Speaker #1 - Chris Ross, HPT Consultant

   This past week, many from the LDT program had the luxury of listening to speaker Chris Ross. He is a Certified Safety Professional and Certified Performance Technologist who owns a consulting firm called The Engagement Effect. He has over 30 years of experience as a performance consultant, trainer, lector, and presenter.

 

   My biggest take away from him was surrounding the importance of the gap analysis and its effectiveness on outcomes and results. I learned that the gap analysis not only plays an important role for instructional designers but that of performance technologists. Whether an individual is being hired for HPT or ID, the analysis and events surrounding it carry more than 50% of the entire work. 

 

   I was very surprised when Chris said how often businesses cannot articulate or define their outcomes and in creating true return on ROI (return on investment) or ROE (return on expectation), identifying these outcomes is critical in nature. Outcomes falling within the following:

      IR – Increased Revenues

      AC – Avoid Cost

      IS – Improve Service

      RC – Regulatory Compliance

 

   I absolutely enjoyed his analogy when discussing Carl Binder’s redo of Gilbert’s Engineering Model. He mentioned the typical lack of performance in the workplace is more often caused by environmental/organizational factors rather than individual factors and that the cheaper and best action is to fix the environment as opposed to trying to fix the individual. In his analogy for confirming this fact, he compared it to a person trying to fix/change a spouse or partner in a relationship and how this rarely works. He reinforced this by saying the goal for HPT is to fix the system, not the individual. 
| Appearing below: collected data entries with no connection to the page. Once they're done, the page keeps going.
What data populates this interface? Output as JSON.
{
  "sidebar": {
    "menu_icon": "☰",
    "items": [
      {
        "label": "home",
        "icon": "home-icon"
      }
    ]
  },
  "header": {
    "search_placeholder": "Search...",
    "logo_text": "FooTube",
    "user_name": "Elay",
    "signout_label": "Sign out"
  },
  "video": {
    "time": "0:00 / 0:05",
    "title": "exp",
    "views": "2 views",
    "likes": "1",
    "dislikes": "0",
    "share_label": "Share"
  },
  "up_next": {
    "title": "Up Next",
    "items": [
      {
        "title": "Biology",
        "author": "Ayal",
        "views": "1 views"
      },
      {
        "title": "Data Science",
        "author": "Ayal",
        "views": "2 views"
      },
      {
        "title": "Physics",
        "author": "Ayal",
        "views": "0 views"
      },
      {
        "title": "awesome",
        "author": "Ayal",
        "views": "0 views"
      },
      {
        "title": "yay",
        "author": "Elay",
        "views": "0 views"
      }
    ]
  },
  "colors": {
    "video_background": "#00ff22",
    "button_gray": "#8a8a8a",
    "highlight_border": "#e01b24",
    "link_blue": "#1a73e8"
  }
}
“If we put a good performer in a bad system, the system will win every time.” – Geary Rummier


   In reflecting on his speech, again my biggest take away was the importance of conducting an effective gap analysis. I find HPT to birth interest in me to interview successful HPTs and learn more about the governing principles and theories of the field and only then would I be able to make an informative decision to pursue a similar role. Chris was able to give his perspective and experience from working in the industry which helped to create an idea of what it might be like for someone in pursuit of a similar career. I was somewhat surprised by similarities of the importance of a gap analysis for both ID and HPT.